Intestate succession: Dying without a will

Why it is important to understand what becomes of your estate without a valid will. Picture: Independent Newspapers.

Why it is important to understand what becomes of your estate without a valid will. Picture: Independent Newspapers.

Published May 15, 2024


By: Stacy Rouchos

While it is ideal to have a valid will as a solid plan on how your loved ones will be taken care of once you are gone, many people die without a valid will or any sort of provision for the welfare of their dependants. According to a report based on statistics obtained in 2022 from the Master of the High Court of South Africa, less than 15% of South Africans have a will when they die.

This does not mean that there are not mechanisms in place in our law to ensure, in the absence of a will that your loved ones’ well-being is safeguarded. However, it is crucial to understand the laws governing intestate succession as this will empower you to make informed decisions about your estate planning.

How is my estate distributed without a valid will?

Without a valid will, your estate will be distributed to your closest relatives in a pre-determined order, which is set out in the Intestate Succession Act. Although the Act can get rather technical as to the exact order of inheritance, the basic line of inheritance applies as follows:

Firstly, your spouse and your children inherit in equal shares. Should you have no spouse, your children inherit equally. Inheritance treats adopted children equally to biological children.

Should you have no spouse or children still living upon your death, your estate is distributed equally between your parents.

Should either one of your parents predecease you, their share is distributed to their surviving children in equal shares.

Should you have no surviving parents, siblings, spouse or children, the estate falls to the nearest blood relative, which most often in this case, would be the grandparents in equal shares.

Common pitfalls with intestate succession

Although the order of intestate succession seems simple and fair, obviously certain loved ones could easily miss out on inheriting. A common example would be if you and your partner are living together and are not legally married, intestate succession confers no legal status on your relationship, meaning that your partner does not stand to inherit anything from your estate. They may be entitled to maintenance, pursuant to a lengthy court case, but inherently they have no rights to your estate.

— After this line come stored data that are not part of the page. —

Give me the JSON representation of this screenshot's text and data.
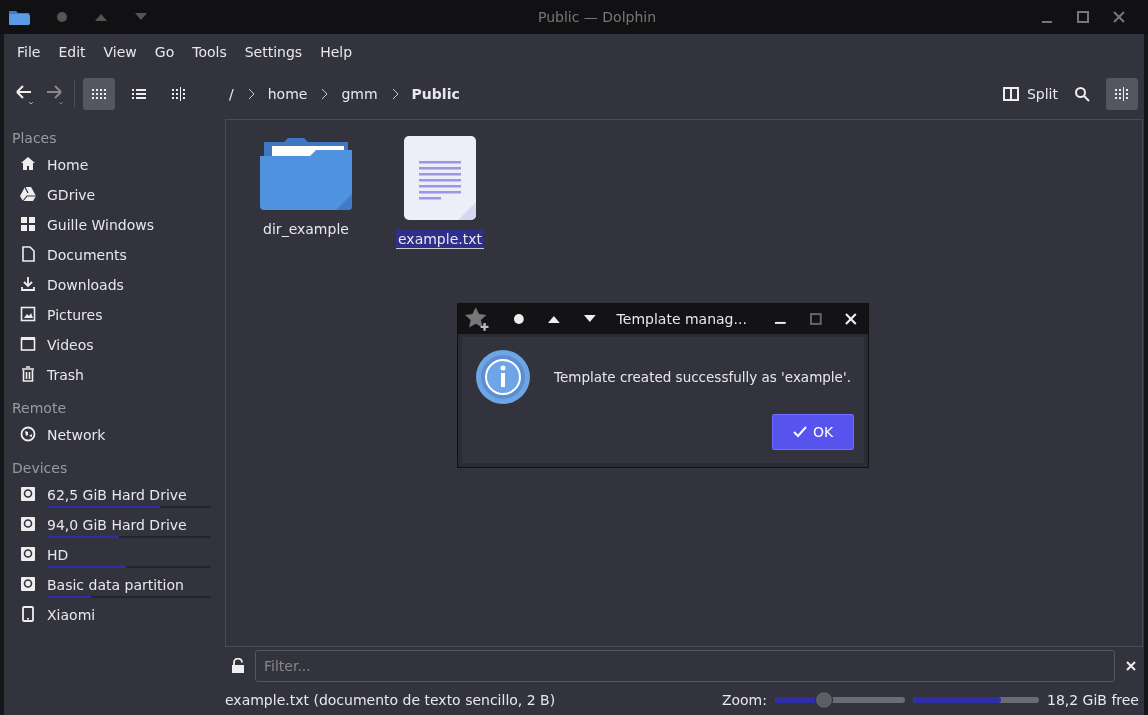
{
  "window": {
    "title": "Public — Dolphin"
  },
  "menu": [
    "File",
    "Edit",
    "View",
    "Go",
    "Tools",
    "Settings",
    "Help"
  ],
  "view_modes": [
    {
      "selected": true
    },
    {
      "selected": false
    },
    {
      "selected": false
    }
  ],
  "breadcrumb": [
    "/",
    "home",
    "gmm",
    "Public"
  ],
  "split_button": "Split",
  "sidebar": [
    {
      "heading": "Places",
      "items": [
        {
          "label": "Home"
        },
        {
          "label": "GDrive"
        },
        {
          "label": "Guille Windows"
        },
        {
          "label": "Documents"
        },
        {
          "label": "Downloads"
        },
        {
          "label": "Pictures"
        },
        {
          "label": "Videos"
        },
        {
          "label": "Trash"
        }
      ]
    },
    {
      "heading": "Remote",
      "items": [
        {
          "label": "Network"
        }
      ]
    },
    {
      "heading": "Devices",
      "items": [
        {
          "label": "62,5 GiB Hard Drive",
          "level": 0.69
        },
        {
          "label": "94,0 GiB Hard Drive",
          "level": 0.44
        },
        {
          "label": "HD",
          "level": 0.48
        },
        {
          "label": "Basic data partition",
          "level": 0.27
        },
        {
          "label": "Xiaomi"
        }
      ]
    }
  ],
  "files": [
    {
      "name": "dir_example",
      "kind": "folder",
      "selected": false
    },
    {
      "name": "example.txt",
      "kind": "text",
      "selected": true
    }
  ],
  "dialog": {
    "title": "Template manag...",
    "message": "Template created successfully as 'example'.",
    "button": "OK"
  },
  "filter": {
    "placeholder": "Filter..."
  },
  "status_bar": {
    "text": "example.txt (documento de texto sencillo, 2 B)",
    "zoom_label": "Zoom:",
    "zoom": {
      "level": 0.38
    },
    "space": {
      "level": 0.7
    },
    "free": "18,2 GiB free"
  }
}
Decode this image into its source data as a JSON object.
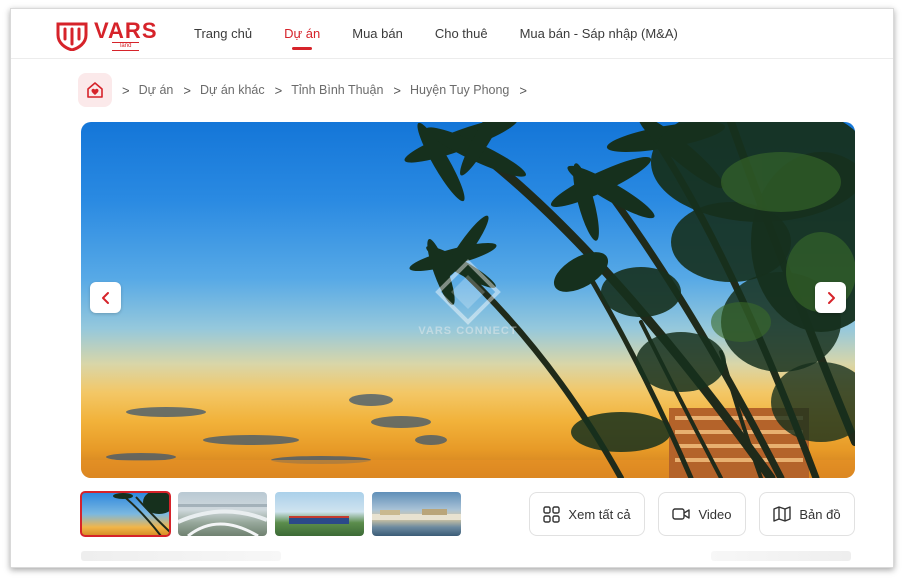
{
  "brand": {
    "name": "VARS",
    "tagline": "land",
    "color": "#d6232a"
  },
  "nav": {
    "items": [
      {
        "label": "Trang chủ",
        "active": false
      },
      {
        "label": "Dự án",
        "active": true
      },
      {
        "label": "Mua bán",
        "active": false
      },
      {
        "label": "Cho thuê",
        "active": false
      },
      {
        "label": "Mua bán - Sáp nhập (M&A)",
        "active": false
      }
    ]
  },
  "breadcrumb": {
    "home_icon": "home-heart-icon",
    "separator": ">",
    "items": [
      "Dự án",
      "Dự án khác",
      "Tỉnh Bình Thuận",
      "Huyện Tuy Phong"
    ]
  },
  "gallery": {
    "watermark": "VARS CONNECT",
    "prev_icon": "chevron-left-icon",
    "next_icon": "chevron-right-icon",
    "thumbnails": [
      {
        "name": "thumbnail-beach-palms",
        "selected": true
      },
      {
        "name": "thumbnail-highway-interchange",
        "selected": false
      },
      {
        "name": "thumbnail-train-field",
        "selected": false
      },
      {
        "name": "thumbnail-coastal-town",
        "selected": false
      }
    ]
  },
  "actions": {
    "view_all": "Xem tất cả",
    "video": "Video",
    "map": "Bản đồ"
  }
}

Issues also arise when the deceased passes intestate with a spouse and several children. In terms of the laws of intestate succession, the spouse and the children of the deceased are entitled to an equal share of the deceased’s estate. However, if not adequately planned, the surviving spouse may be forced to sell certain assets to pay the children’s share of the estate. Minor children may also have their assets held in the Guardian’s Fund by the state, which can be difficult to access until the minor reaches the age of majority (18 years in South Africa).

We often see conflict where children are awarded equal shares of an estate with no guidelines on how certain sentimental items are to be divided. Should beneficiaries not come to an agreement on who gets the family jewellery or items of sentimental value, the Executor might have no other choice but to sell the items and split the proceeds equally among the heirs if they cannot agree to a distribution.

As evident from the above, not having a will can lead to consequences that drive wedges between family members. Additionally, a lack of estate planning can exacerbate the tragedy of the loss and leave those left behind in a financially vulnerable position.

By drawing up even a simple will and engaging in some forward-planning, you can ensure that any cash shortfalls in your estate, outstanding tax and estate duties are covered. This ensures that your loved ones receive the fair share of their inheritance. Additionally, it streamlines the process of winding up your estate, leading to quicker and more efficient distribution. Better yet, it also reduces any family conflict which could drag out the administration of an estate for much longer than is necessary.

* Rouchos is a trust and estates officer at Bannister Trust.